Eltern und Schule seien per Gesetz im gleichen Maße verantwortlich für die Erziehung der Kinder und Jugendlichen. Schule sei jedoch vom Gesetz nicht definiert, es sei viel eher ein dynamischer Begriff, Erziehung etwas „ganz Schwieriges und nicht messbar“. Wenn es in der Schule nicht funktioniere, sei dies aber kein Systemfehler, sondern ein Einzelfall. Der Staat habe dann die Möglichkeit, einzugreifen. Jonathan Erz erwiderte, auch sie könnten eingreifen, zumal sie die Elternhäuser jeweils gut kennen würden.

Wissensvermittlung möglich

Die beklagte Seite wurde vertreten durch den Referatsleiter für Personal- und Verwaltungsangelegenheiten der Lehrkräfte, Martin Frank, sowie seine Kollegin Claudia Ostertag. Frank bestreitet mögliche Wissensvermittlung in Machtolsheim nicht, aber: Schule sei „mehr“. Es gehe vor allem um Sozialisation: „Was Schüler erleben, die Konflikte, die sie austragen, dafür muss man an einem Ort zusammenkommen, vor allem, um seine Rolle in der Gesellschaft zu finden.“ Ostertag ergänzte: „Kinder lernen neben der Wissensvermittlung auf dem Schulhof und in der Klasse, nicht im geschützten familiären Raum.“ Man müsse, so Röck, die „Spielregeln auch für eine Ersatzschule einhalten“. Deshalb müsse man schon genau hinschauen, denn das Elternhaus sei keine Schule. Die Kernfrage sei: „Reicht dieser eine Tag?“ Hier sei wohl weiterer Diskussionsbedarf.

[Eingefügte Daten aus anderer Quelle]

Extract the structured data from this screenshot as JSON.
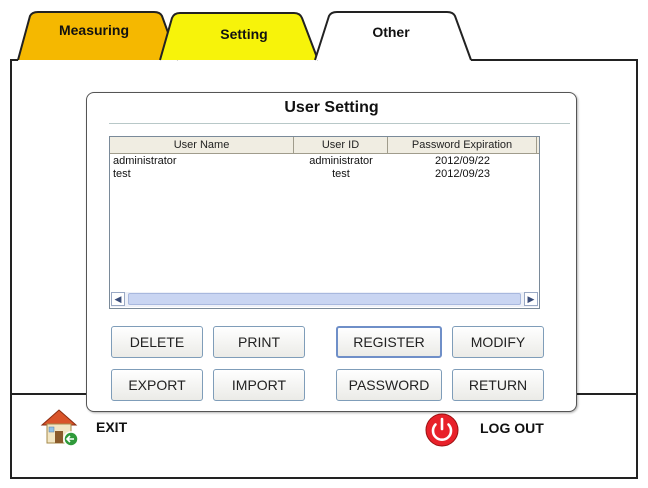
{
  "tabs": [
    {
      "label": "Measuring",
      "color": "#f5b800"
    },
    {
      "label": "Setting",
      "color": "#f7f30a"
    },
    {
      "label": "Other",
      "color": "#ffffff"
    }
  ],
  "dialog": {
    "title": "User Setting",
    "columns": [
      "User Name",
      "User ID",
      "Password Expiration"
    ],
    "rows": [
      {
        "name": "administrator",
        "id": "administrator",
        "expiration": "2012/09/22"
      },
      {
        "name": "test",
        "id": "test",
        "expiration": "2012/09/23"
      }
    ],
    "buttons": {
      "delete": "DELETE",
      "print": "PRINT",
      "register": "REGISTER",
      "modify": "MODIFY",
      "export": "EXPORT",
      "import": "IMPORT",
      "password": "PASSWORD",
      "return": "RETURN"
    }
  },
  "footer": {
    "exit": "EXIT",
    "logout": "LOG OUT"
  },
  "icons": {
    "exit": "house-exit-icon",
    "logout": "power-icon"
  }
}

Der Erziehungsauftrag ist gestärkt, wir brauchen gelebte Schule.

Martin Frank vom Regierungspräsidium

Die Klage wies das Gericht schließlich zurück. Der Kläger erhält die Genehmigung nicht, die Einrichtung als Ersatzschule zu führen. Martin Frank vom Regierungspräsidium begrüßte am darauffolgenden Tag das Urteil: „Der Erziehungsauftrag ist gestärkt, wir brauchen gelebte Schule.“ Bestätigt worden sei, dass die Schüler die Schulpflicht an dieser „Schule“ nicht erfüllen könnten.

Die Kläger hatten 2014 ihre Einrichtung als Ergänzungsschule angezeigt und eine Genehmigung als Ersatzschule beantragt, um die Schulpflichterfüllung zu erhalten. Statt der Genehmigung gab es aber verschiedene Verfahren, die Bußgelder zur Folge hatten. „Mit dem Urteil wurde“, so Frank, „eine Entscheidung herbeigeführt“. Jetzt werde man sich die nächsten Schritte überlegen, damit die Schulpflicht der Kinder und Jugendlichen in Machtolsheim erfüllt werde.